I've been feeling a bit crap past couple of days, so never got around to updating here. Oh well.
I've started looking at threading my application at work, and have been trying to come up with the best way of doing it. Theres lots of ways you can thread an application, the simplest being you simply decided to run a bit of code on the other thread and it sleeps when its no busy. This is fine, and for tools usually what you need sine the other threads tend to be worker threads. But in games, you want to try and load balance a bit more - kind-of like what windows does, but a bit better.
So, I've come up with a way of using a thread pool that allows me to spawn off many tasks in the game as I come to them, this means that processes may switch back and forth from CPU to CPU, but allows the system to load balance it.
So how does this work in practice.
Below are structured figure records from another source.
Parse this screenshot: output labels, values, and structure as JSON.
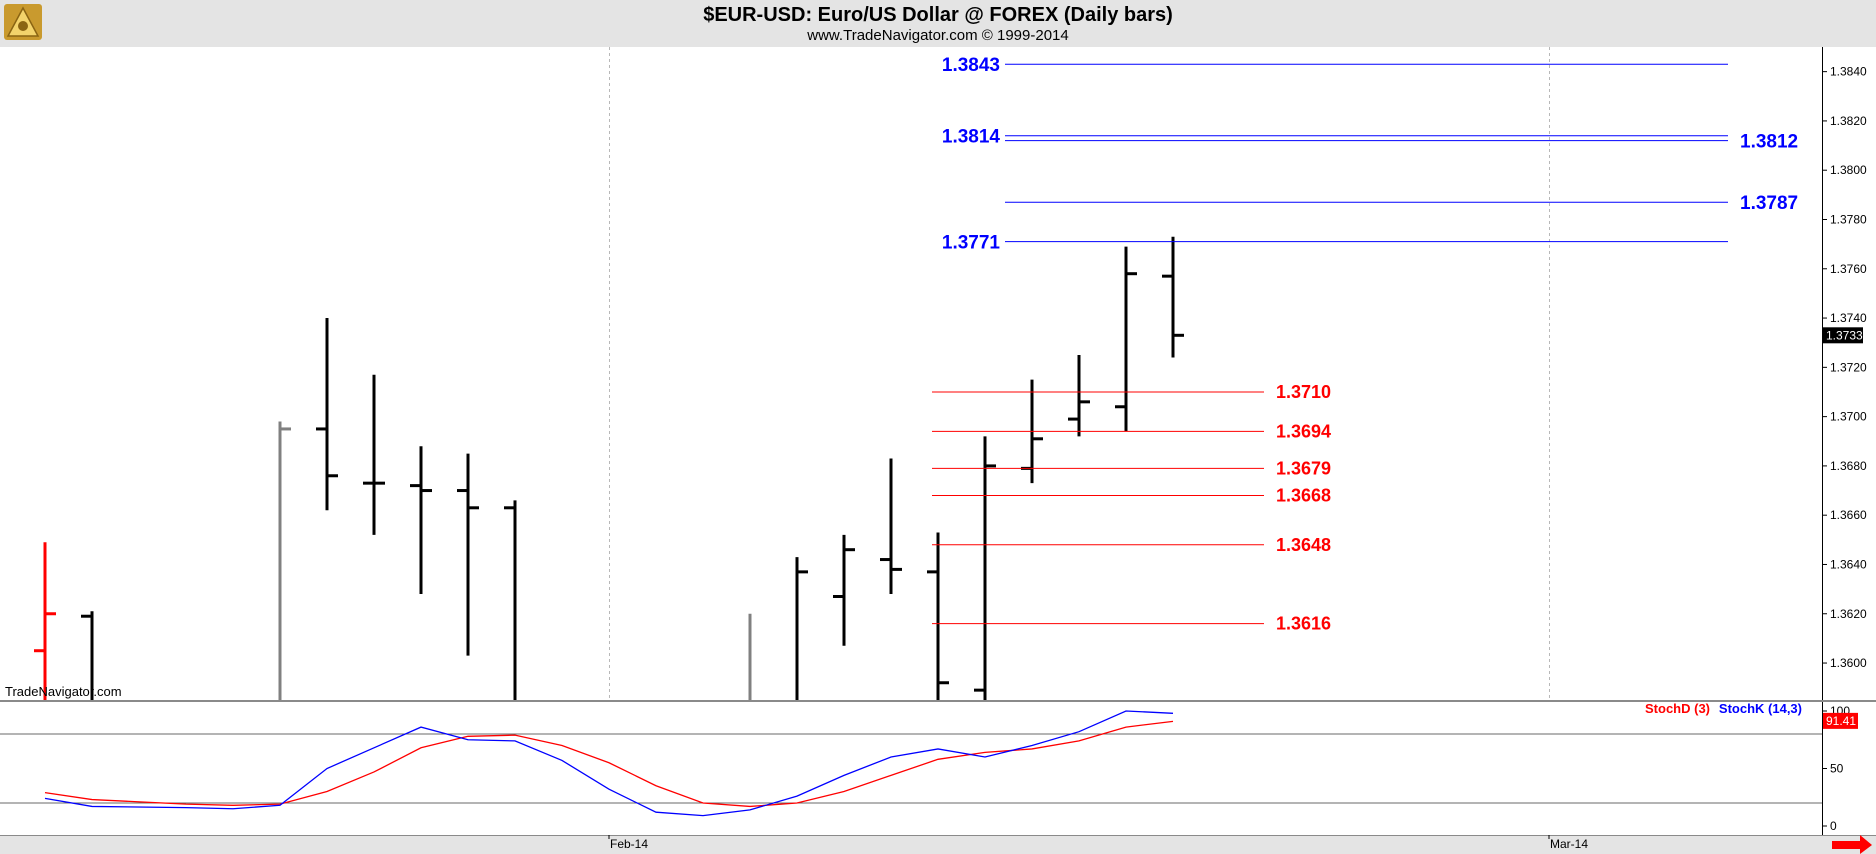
{
  "header": {
    "title": "$EUR-USD:  Euro/US Dollar @ FOREX  (Daily bars)",
    "subtitle": "www.TradeNavigator.com © 1999-2014"
  },
  "watermark": "TradeNavigator.com",
  "colors": {
    "up_bar": "#000000",
    "gray_bar": "#808080",
    "red_bar": "#ff0000",
    "resistance": "#0000ff",
    "support": "#ff0000",
    "stoch_d": "#ff0000",
    "stoch_k": "#0000ff",
    "background": "#ffffff"
  },
  "chart_data": [
    {
      "type": "ohlc",
      "title": "$EUR-USD:  Euro/US Dollar @ FOREX  (Daily bars)",
      "x_labels": [
        "Feb-14",
        "Mar-14"
      ],
      "x_label_slots": [
        12,
        32
      ],
      "grid_slots": [
        12,
        32
      ],
      "xlim_slots": [
        -1,
        38
      ],
      "ylim": [
        1.3585,
        1.385
      ],
      "y_ticks": [
        "1.3600",
        "1.3620",
        "1.3640",
        "1.3660",
        "1.3680",
        "1.3700",
        "1.3720",
        "1.3740",
        "1.3760",
        "1.3780",
        "1.3800",
        "1.3820",
        "1.3840"
      ],
      "last_price": "1.3733",
      "bars": [
        {
          "slot": 0,
          "open": 1.3605,
          "high": 1.3649,
          "low": 1.358,
          "close": 1.362,
          "color": "red"
        },
        {
          "slot": 1,
          "open": 1.3619,
          "high": 1.3621,
          "low": 1.358,
          "close": 1.358,
          "color": "black"
        },
        {
          "slot": 5,
          "open": 1.358,
          "high": 1.3698,
          "low": 1.358,
          "close": 1.3695,
          "color": "gray"
        },
        {
          "slot": 6,
          "open": 1.3695,
          "high": 1.374,
          "low": 1.3662,
          "close": 1.3676,
          "color": "black"
        },
        {
          "slot": 7,
          "open": 1.3673,
          "high": 1.3717,
          "low": 1.3652,
          "close": 1.3673,
          "color": "black"
        },
        {
          "slot": 8,
          "open": 1.3672,
          "high": 1.3688,
          "low": 1.3628,
          "close": 1.367,
          "color": "black"
        },
        {
          "slot": 9,
          "open": 1.367,
          "high": 1.3685,
          "low": 1.3603,
          "close": 1.3663,
          "color": "black"
        },
        {
          "slot": 10,
          "open": 1.3663,
          "high": 1.3666,
          "low": 1.358,
          "close": 1.358,
          "color": "black"
        },
        {
          "slot": 15,
          "open": 1.358,
          "high": 1.362,
          "low": 1.358,
          "close": 1.358,
          "color": "gray"
        },
        {
          "slot": 16,
          "open": 1.358,
          "high": 1.3643,
          "low": 1.358,
          "close": 1.3637,
          "color": "black"
        },
        {
          "slot": 17,
          "open": 1.3627,
          "high": 1.3652,
          "low": 1.3607,
          "close": 1.3646,
          "color": "black"
        },
        {
          "slot": 18,
          "open": 1.3642,
          "high": 1.3683,
          "low": 1.3628,
          "close": 1.3638,
          "color": "black"
        },
        {
          "slot": 19,
          "open": 1.3637,
          "high": 1.3653,
          "low": 1.358,
          "close": 1.3592,
          "color": "black"
        },
        {
          "slot": 20,
          "open": 1.3589,
          "high": 1.3692,
          "low": 1.358,
          "close": 1.368,
          "color": "black"
        },
        {
          "slot": 21,
          "open": 1.3679,
          "high": 1.3715,
          "low": 1.3673,
          "close": 1.3691,
          "color": "black"
        },
        {
          "slot": 22,
          "open": 1.3699,
          "high": 1.3725,
          "low": 1.3692,
          "close": 1.3706,
          "color": "black"
        },
        {
          "slot": 23,
          "open": 1.3704,
          "high": 1.3769,
          "low": 1.3694,
          "close": 1.3758,
          "color": "black"
        },
        {
          "slot": 24,
          "open": 1.3757,
          "high": 1.3773,
          "low": 1.3724,
          "close": 1.3733,
          "color": "black"
        }
      ],
      "resistance_lines": [
        {
          "value": 1.3843,
          "label": "1.3843",
          "from_slot": 20,
          "to_slot": 36,
          "label_side": "left"
        },
        {
          "value": 1.3814,
          "label": "1.3814",
          "from_slot": 20,
          "to_slot": 36,
          "label_side": "left"
        },
        {
          "value": 1.3812,
          "label": "1.3812",
          "from_slot": 20,
          "to_slot": 36,
          "label_side": "right"
        },
        {
          "value": 1.3787,
          "label": "1.3787",
          "from_slot": 20,
          "to_slot": 36,
          "label_side": "right"
        },
        {
          "value": 1.3771,
          "label": "1.3771",
          "from_slot": 20,
          "to_slot": 36,
          "label_side": "left"
        }
      ],
      "support_lines": [
        {
          "value": 1.371,
          "label": "1.3710",
          "from_slot": 19,
          "to_slot": 25
        },
        {
          "value": 1.3694,
          "label": "1.3694",
          "from_slot": 19,
          "to_slot": 25
        },
        {
          "value": 1.3679,
          "label": "1.3679",
          "from_slot": 19,
          "to_slot": 25
        },
        {
          "value": 1.3668,
          "label": "1.3668",
          "from_slot": 19,
          "to_slot": 25
        },
        {
          "value": 1.3648,
          "label": "1.3648",
          "from_slot": 19,
          "to_slot": 25
        },
        {
          "value": 1.3616,
          "label": "1.3616",
          "from_slot": 19,
          "to_slot": 25
        }
      ]
    },
    {
      "type": "line",
      "ylim": [
        0,
        100
      ],
      "y_ticks": [
        "0",
        "50",
        "100"
      ],
      "ref_lines": [
        80,
        20
      ],
      "last_value": "91.41",
      "series": [
        {
          "name": "StochD (3)",
          "color": "#ff0000",
          "slots": [
            0,
            1,
            3,
            4,
            5,
            6,
            7,
            8,
            9,
            10,
            11,
            12,
            13,
            14,
            15,
            16,
            17,
            18,
            19,
            20,
            21,
            22,
            23,
            24
          ],
          "values": [
            29,
            23,
            19,
            18,
            19,
            30,
            47,
            68,
            78,
            79,
            70,
            55,
            35,
            20,
            17,
            20,
            30,
            44,
            58,
            64,
            67,
            74,
            86,
            91
          ]
        },
        {
          "name": "StochK (14,3)",
          "color": "#0000ff",
          "slots": [
            0,
            1,
            3,
            4,
            5,
            6,
            7,
            8,
            9,
            10,
            11,
            12,
            13,
            14,
            15,
            16,
            17,
            18,
            19,
            20,
            21,
            22,
            23,
            24
          ],
          "values": [
            24,
            17,
            16,
            15,
            18,
            50,
            68,
            86,
            75,
            74,
            57,
            32,
            12,
            9,
            14,
            26,
            44,
            60,
            67,
            60,
            70,
            82,
            100,
            98
          ]
        }
      ]
    }
  ]
}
Well, if you have 2 CPU's, you'll have 2 main running threads the second is synced to the first and will only start once its told to - it could even be a thread in the thread pool itself. These 2 threads then start ticking through the list of processes in their own time, meaning that if one slows down on a complex bit of processing, then other can pick up the slack. If something comes along that will block the thread - file or networking, then these are passed off to the threadpool but the file or network manager, and the main 2 threads carry on as normal.
It should work fairly well, and should allow for almost transparent use of multiple CPU's on the system. In theory.... However, if your application spends 95% of the time on one thing, then your still stuffed no matter what you do; you should learn to code better!
I love doing multi-threaded stuff, its greatfun seeing all your processes getting dished out and seeing all the available CPU's doing something. I have an old (very old) 12 processor SGI at home, and watching all the processor activity bars on the front being used to the fullest is very cool.